Below is a video and images of a ring I made to practice flush settings with.
Part of the mandatory course work is to do 5 flush settings. I managed to put my 5 attempts into one band. We were given some thick, silver wire to practice with which is what I have used above. I bought some hand stamps a while back and decided to have a little fun and decorate the band with a star embellishment and then set the stones in-between them.
I have used 3 black, 2mm C.Z’s and 2 yellow, 2.5mm C.Z’s for this band.
- I stamped the stars into the metal then created the ring shank.
- For the 2mm stones, I first drilled through the band with a 1mm drill bit. I found I was having trouble taking the 2mm burr far enough through the metal which ended up being because I needed to go through the band with a slightly larger drill after the first.
- So I then used a 1.5mm drill bit through the 1mm hole previously drilled and then the 2mm burr had no problems cutting through the metal. (I also applied some oil before burring into the metal).
- I burred into the band slowly, stopping often to check if the stones girdle (table) was flush/in line with the metal (almost disappearing into the metal). I don’t want the stone sitting above the metal as it cannot be set and if it’s too low it won’t work properly either.
- Once I’d burred to the correct depth, I placed the stone in the space and gently using my burnishing tool, pushed round the stone. This should press the metal over the stone to secure it in place.

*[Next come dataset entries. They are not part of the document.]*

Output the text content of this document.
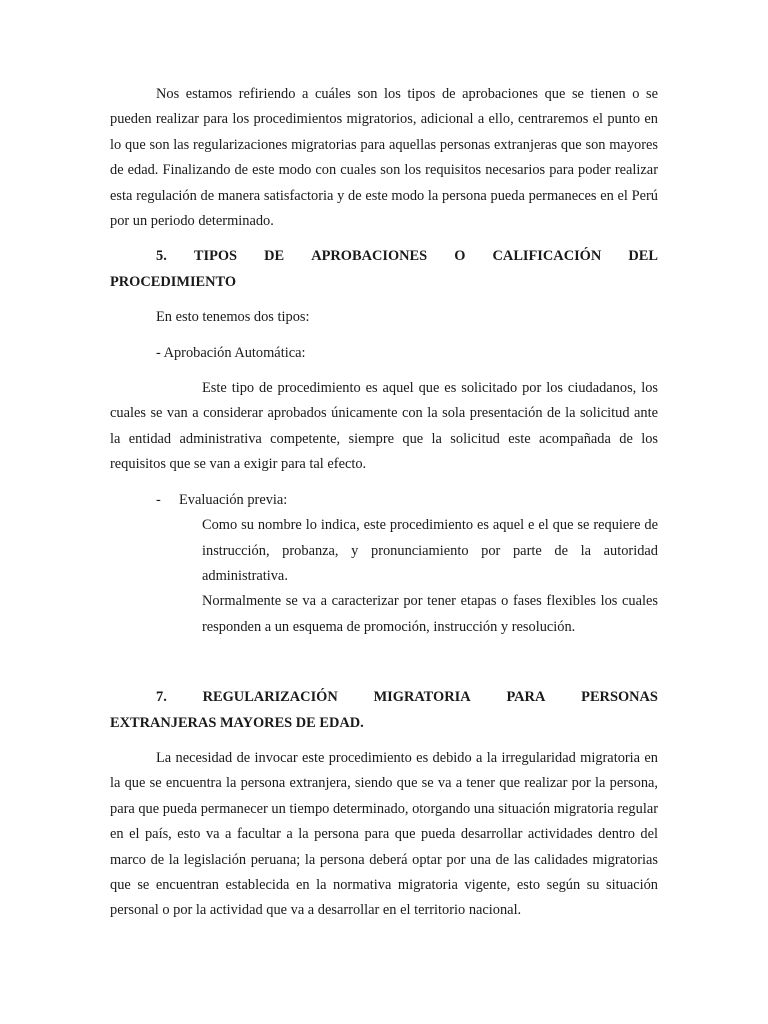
Nos estamos refiriendo a cuáles son los tipos de aprobaciones que se tienen o se pueden realizar para los procedimientos migratorios, adicional a ello, centraremos el punto en lo que son las regularizaciones migratorias para aquellas personas extranjeras que son mayores de edad. Finalizando de este modo con cuales son los requisitos necesarios para poder realizar esta regulación de manera satisfactoria y de este modo la persona pueda permaneces en el Perú por un periodo determinado.

5. TIPOS DE APROBACIONES O CALIFICACIÓN DEL
PROCEDIMIENTO

En esto tenemos dos tipos:

- Aprobación Automática:

Este tipo de procedimiento es aquel que es solicitado por los ciudadanos, los cuales se van a considerar aprobados únicamente con la sola presentación de la solicitud ante la entidad administrativa competente, siempre que la solicitud este acompañada de los requisitos que se van a exigir para tal efecto.

-	Evaluación previa:

Como su nombre lo indica, este procedimiento es aquel e el que se requiere de instrucción, probanza, y pronunciamiento por parte de la autoridad administrativa.

Normalmente se va a caracterizar por tener etapas o fases flexibles los cuales responden a un esquema de promoción, instrucción y resolución.

7. REGULARIZACIÓN MIGRATORIA PARA PERSONAS
EXTRANJERAS MAYORES DE EDAD.

La necesidad de invocar este procedimiento es debido a la irregularidad migratoria en la que se encuentra la persona extranjera, siendo que se va a tener que realizar por la persona, para que pueda permanecer un tiempo determinado, otorgando una situación migratoria regular en el país, esto va a facultar a la persona para que pueda desarrollar actividades dentro del marco de la legislación peruana; la persona deberá optar por una de las calidades migratorias que se encuentran establecida en la normativa migratoria vigente, esto según su situación personal o por la actividad que va a desarrollar en el territorio nacional.
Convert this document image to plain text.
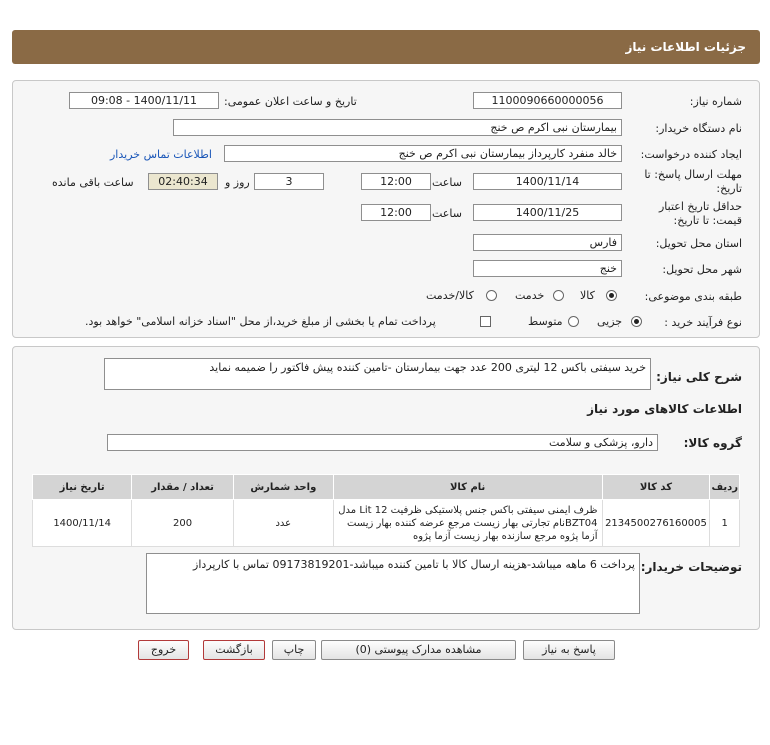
جزئیات اطلاعات نیاز
شماره نیاز:
1100090660000056
تاریخ و ساعت اعلان عمومی:
1400/11/11 - 09:08
نام دستگاه خریدار:
بیمارستان نبی اکرم ص خنج
ایجاد کننده درخواست:
خالد منفرد کارپرداز بیمارستان نبی اکرم ص خنج
اطلاعات تماس خریدار
مهلت ارسال پاسخ: تا
تاریخ:
1400/11/14
ساعت
12:00
3
روز و
02:40:34
ساعت باقی مانده
حداقل تاریخ اعتبار
قیمت: تا تاریخ:
1400/11/25
ساعت
12:00
استان محل تحویل:
فارس
شهر محل تحویل:
خنج
طبقه بندی موضوعی:
کالا
خدمت
کالا/خدمت
نوع فرآیند خرید :
جزیی
متوسط
پرداخت تمام یا بخشی از مبلغ خرید،از محل "اسناد خزانه اسلامی" خواهد بود.
شرح کلی نیاز:
خرید سیفتی باکس 12 لیتری 200 عدد جهت بیمارستان -تامین کننده پیش فاکتور را ضمیمه نماید
اطلاعات کالاهای مورد نیاز
گروه کالا:
دارو، پزشکی و سلامت
ردیف	کد کالا	نام کالا	واحد شمارش	تعداد / مقدار	تاریخ نیاز
1	2134500276160005	ظرف ایمنی سیفتی باکس جنس پلاستیکی ظرفیت Lit 12 مدل BZT04نام تجارتی بهار زیست مرجع عرضه کننده بهار زیست آزما پژوه مرجع سازنده بهار زیست آزما پژوه	عدد	200	1400/11/14
توضیحات خریدار:
پرداخت 6 ماهه میباشد-هزینه ارسال کالا با تامین کننده میباشد-09173819201 تماس با کارپرداز
پاسخ به نیاز
مشاهده مدارک پیوستی (0)
چاپ
بازگشت
خروج
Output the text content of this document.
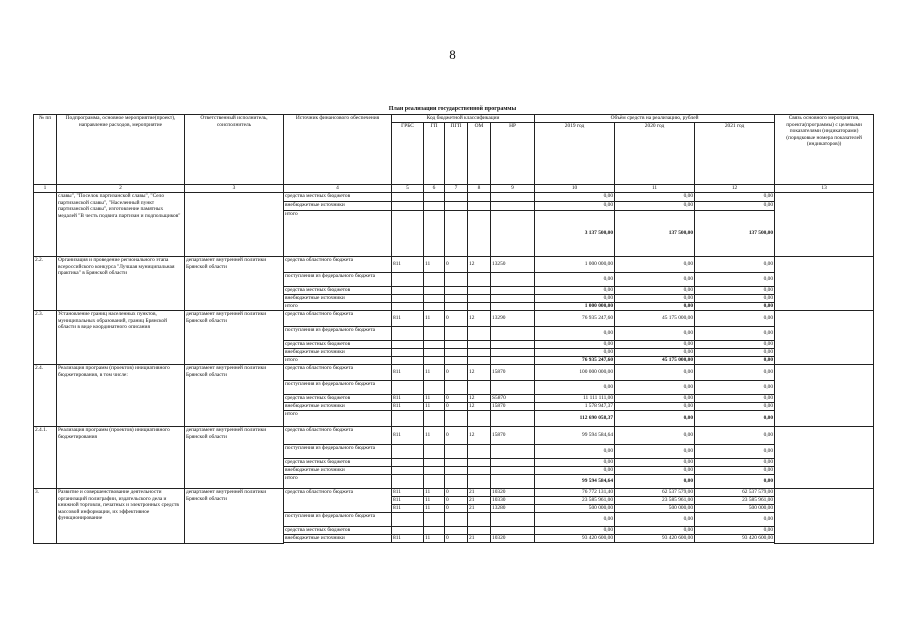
8
План реализации государственной программы
№ пп	Подпрограмма, основное мероприятие(проект), направление расходов, мероприятие	Ответственный исполнитель, соисполнитель	Источник финансового обеспечения	Код бюджетной классификации					Объём средств на реализацию, рублей			Связь основного мероприятия, проекта(программы) с целевыми показателями (индикаторами) (порядковые номера показателей (индикаторов))
				ГРБС	ГП	ПГП	ОМ	НР	2019 год	2020 год	2021 год	
1	2	3	4	5	6	7	8	9	10	11	12	13
	славы", "Поселок партизанской славы", "Село партизанской славы", "Населенный пункт партизанской славы", изготовление памятных медалей "В честь подвига партизан и подпольщиков"		средства местных бюджетов						0,00	0,00	0,00	
			внебюджетные источники						0,00	0,00	0,00	
			итого						3 137 500,00	137 500,00	137 500,00	
2.2.	Организация и проведение регионального этапа всероссийского конкурса "Лучшая муниципальная практика" в Брянской области	департамент внутренней политики Брянской области	средства областного бюджета	811	11	0	12	13250	1 000 000,00	0,00	0,00	
			поступления из федерального бюджета						0,00	0,00	0,00	
			средства местных бюджетов						0,00	0,00	0,00	
			внебюджетные источники						0,00	0,00	0,00	
			итого						1 000 000,00	0,00	0,00	
2.3.	Установление границ населенных пунктов, муниципальных образований, границ Брянской области в виде координатного описания	департамент внутренней политики Брянской области	средства областного бюджета	811	11	0	12	13290	76 935 247,60	45 175 000,00	0,00	
			поступления из федерального бюджета						0,00	0,00	0,00	
			средства местных бюджетов						0,00	0,00	0,00	
			внебюджетные источники						0,00	0,00	0,00	
			итого						76 935 247,60	45 175 000,00	0,00	
2.4.	Реализация программ (проектов) инициативного бюджетирования, в том числе:	департамент внутренней политики Брянской области	средства областного бюджета	811	11	0	12	15870	100 000 000,00	0,00	0,00	
			поступления из федерального бюджета						0,00	0,00	0,00	
			средства местных бюджетов	811	11	0	12	S5870	11 111 111,00	0,00	0,00	
			внебюджетные источники	811	11	0	12	15870	1 578 947,37	0,00	0,00	
			итого						112 690 058,37	0,00	0,00	
2.4.1.	Реализация программ (проектов) инициативного бюджетирования	департамент внутренней политики Брянской области	средства областного бюджета	811	11	0	12	15870	99 594 584,64	0,00	0,00	
			поступления из федерального бюджета						0,00	0,00	0,00	
			средства местных бюджетов						0,00	0,00	0,00	
			внебюджетные источники						0,00	0,00	0,00	
			итого						99 594 584,64	0,00	0,00	
3.	Развитие и совершенствование деятельности организаций полиграфии, издательского дела и книжной торговли, печатных и электронных средств массовой информации, их эффективное функционирование	департамент внутренней политики Брянской области	средства областного бюджета	811	11	0	21	10320	76 772 131,40	62 537 579,00	62 537 579,00	
				811	11	0	21	10330	23 585 961,00	23 585 961,00	23 585 961,00	
				811	11	0	21	13280	500 000,00	500 000,00	500 000,00	
			поступления из федерального бюджета						0,00	0,00	0,00	
			средства местных бюджетов						0,00	0,00	0,00	
			внебюджетные источники	811	11	0	21	10320	93 420 600,00	93 420 600,00	93 420 600,00	
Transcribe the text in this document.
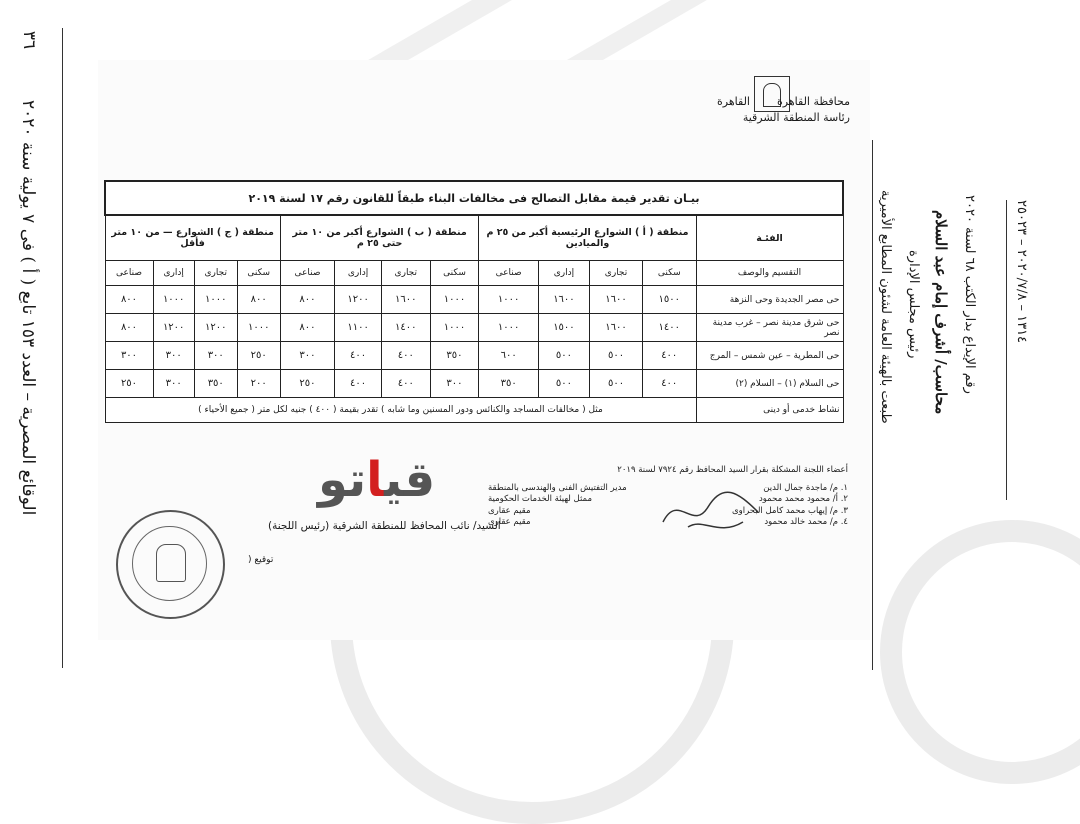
٣٦
الوقائع المصرية – العدد ١٥٣ تابع ( أ ) فى ٧ يولية سنة ٢٠٢٠
طبعت بالهيئة العامة لشئون المطابع الأميرية رئيس مجلس الإدارة محاسب/ أشرف إمام عبد السلام
رقم الإيداع بدار الكتب ٦٨ لسنة ٢٠٢٠
١٣١٤ – ٢٠٢٠/٧/٨ – ٢٥٠٢٣
محافظة القاهرة
القاهرة
رئاسة المنطقة الشرقية
بيـان تقدير قيمة مقابل التصالح فى مخالفات البناء طبقاً للقانون رقم ١٧ لسنة ٢٠١٩												
الفئـة	منطقة ( أ ) الشوارع الرئيسية أكبر من ٢٥ م والميادين				منطقة ( ب ) الشوارع أكبر من ١٠ متر حتى ٢٥ م				منطقة ( ج ) الشوارع — من ١٠ متر فأقل			
التقسيم والوصف	سكنى	تجارى	إدارى	صناعى	سكنى	تجارى	إدارى	صناعى	سكنى	تجارى	إدارى	صناعى
حى مصر الجديدة وحى النزهة	١٥٠٠	١٦٠٠	١٦٠٠	١٠٠٠	١٠٠٠	١٦٠٠	١٢٠٠	٨٠٠	٨٠٠	١٠٠٠	١٠٠٠	٨٠٠
حى شرق مدينة نصر – غرب مدينة نصر	١٤٠٠	١٦٠٠	١٥٠٠	١٠٠٠	١٠٠٠	١٤٠٠	١١٠٠	٨٠٠	١٠٠٠	١٢٠٠	١٢٠٠	٨٠٠
حى المطرية – عين شمس – المرج	٤٠٠	٥٠٠	٥٠٠	٦٠٠	٣٥٠	٤٠٠	٤٠٠	٣٠٠	٢٥٠	٣٠٠	٣٠٠	٣٠٠
حى السلام (١) – السلام (٢)	٤٠٠	٥٠٠	٥٠٠	٣٥٠	٣٠٠	٤٠٠	٤٠٠	٢٥٠	٢٠٠	٣٥٠	٣٠٠	٢٥٠
نشاط خدمى أو دينى	مثل ( مخالفات المساجد والكنائس ودور المسنين وما شابه ) تقدر بقيمة ( ٤٠٠ ) جنيه لكل متر ( جميع الأحياء )											
قياتو	أعضاء اللجنة المشكلة بقرار السيد المحافظ رقم ٧٩٢٤ لسنة ٢٠١٩
١. م/ ماجدة جمال الدين
مدير التفتيش الفنى والهندسى بالمنطقة
٢. أ/ محمود محمد محمود
ممثل لهيئة الخدمات الحكومية
٣. م/ إيهاب محمد كامل البحراوى
مقيم عقارى
٤. م/ محمد خالد محمود
مقيم عقارى
السيد/ نائب المحافظ للمنطقة الشرقية (رئيس اللجنة)
توقيع (
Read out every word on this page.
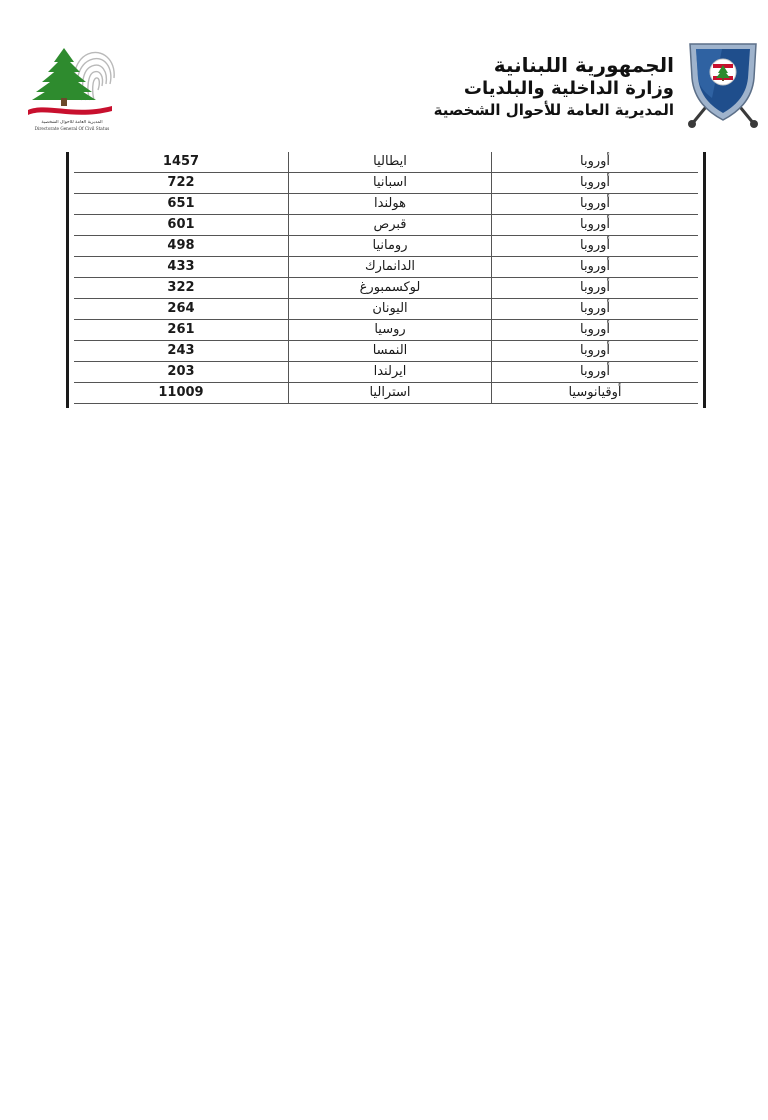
المديرية العامة للأحوال الشخصية
Directorate General Of Civil Status
الجمهورية اللبنانية
وزارة الداخلية والبلديات
المديرية العامة للأحوال الشخصية
أوروبا	ايطاليا	1457
أوروبا	اسبانيا	722
أوروبا	هولندا	651
أوروبا	قبرص	601
أوروبا	رومانيا	498
أوروبا	الدانمارك	433
أوروبا	لوكسمبورغ	322
أوروبا	اليونان	264
أوروبا	روسيا	261
أوروبا	النمسا	243
أوروبا	ايرلندا	203
أوقيانوسيا	استراليا	11009
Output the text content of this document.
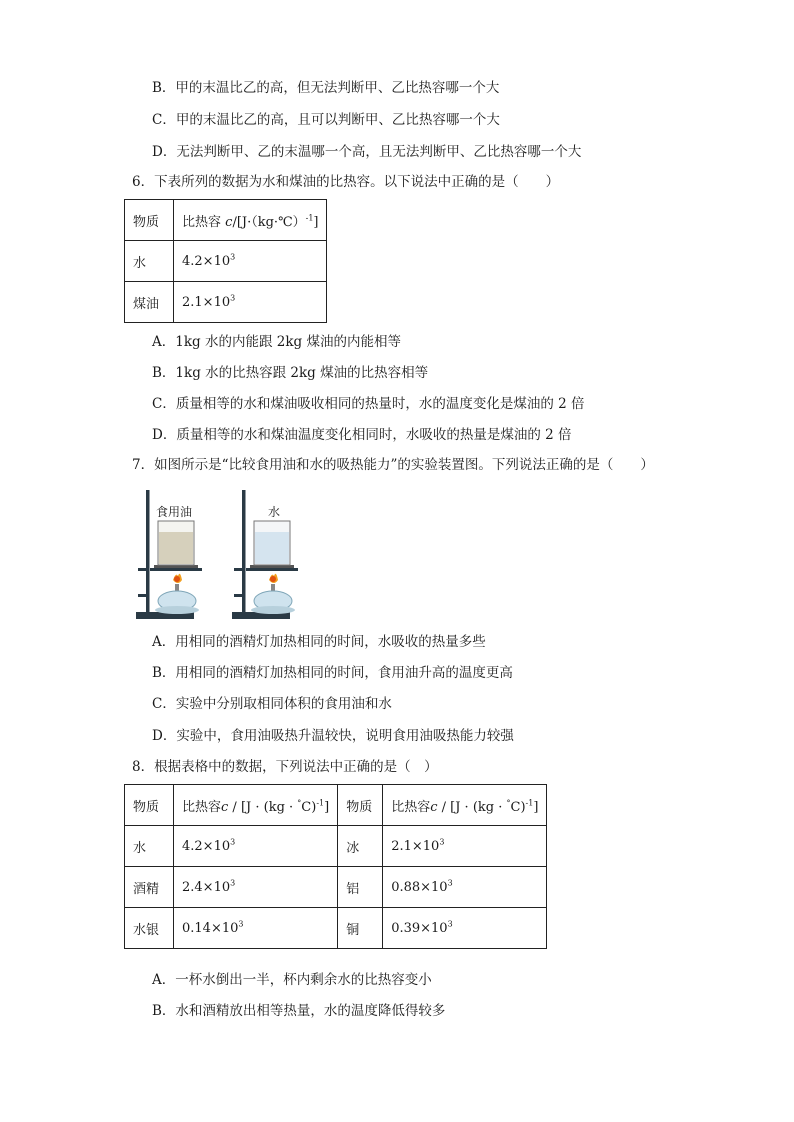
B．甲的末温比乙的高，但无法判断甲、乙比热容哪一个大
C．甲的末温比乙的高，且可以判断甲、乙比热容哪一个大
D．无法判断甲、乙的末温哪一个高，且无法判断甲、乙比热容哪一个大
6．下表所列的数据为水和煤油的比热容。以下说法中正确的是（　　）
物质	比热容 c/[J·（kg·℃）$^{-1}$]
水	$4.2\times 10^3$
煤油	$2.1\times 10^3$
A．1kg 水的内能跟 2kg 煤油的内能相等
B．1kg 水的比热容跟 2kg 煤油的比热容相等
C．质量相等的水和煤油吸收相同的热量时，水的温度变化是煤油的 2 倍
D．质量相等的水和煤油温度变化相同时，水吸收的热量是煤油的 2 倍
7．如图所示是“比较食用油和水的吸热能力”的实验装置图。下列说法正确的是（　　）
食用油	水
A．用相同的酒精灯加热相同的时间，水吸收的热量多些
B．用相同的酒精灯加热相同的时间，食用油升高的温度更高
C．实验中分别取相同体积的食用油和水
D．实验中，食用油吸热升温较快，说明食用油吸热能力较强
8．根据表格中的数据，下列说法中正确的是（　）
物质	比热容c / [J · (kg · °C)$^{-1}$]	物质	比热容c / [J · (kg · °C)$^{-1}$]
水	$4.2\times 10^3$	冰	$2.1\times 10^3$
酒精	$2.4\times 10^3$	铝	$0.88\times 10^3$
水银	$0.14\times 10^3$	铜	$0.39\times 10^3$
A．一杯水倒出一半，杯内剩余水的比热容变小
B．水和酒精放出相等热量，水的温度降低得较多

I used the same method with the 2.5mm stones. However, for the drill bit, I used a 2mm drill and then a 2.5mm burr. My lecturer also showed me how to create a ledge to have the stone ‘pop’ into it using a heart burr but I was not brave enough to attempt it. I may give it a go next time though!
Below is the burnishing tool I made to help set the stones using an old drill bit and handle.
RECAP ON HOW TO FLUSH SET STONES
~ 2mm Stone (C.Z)
~ 1mm Drill bit
~ 1.5mm Drill bit
~ 2mm Burr
~ 2.5mm Stone (C.Z)
~ 1.5mm Drill bit
~ 2mm Drill bit
~ 3mm Burr
~ Place stone into the snug fitting which should be sitting with the girdle (table) of the stone almost disappearing under the metal.
~ Use burnishing tool to push the metal round the stone to secure it in place.
~ A Vernier Gauge can also be used to measure the stones and drill bits before use as on occasion, sizes can vary slightly from what they are supposed to be which can affect this setting method.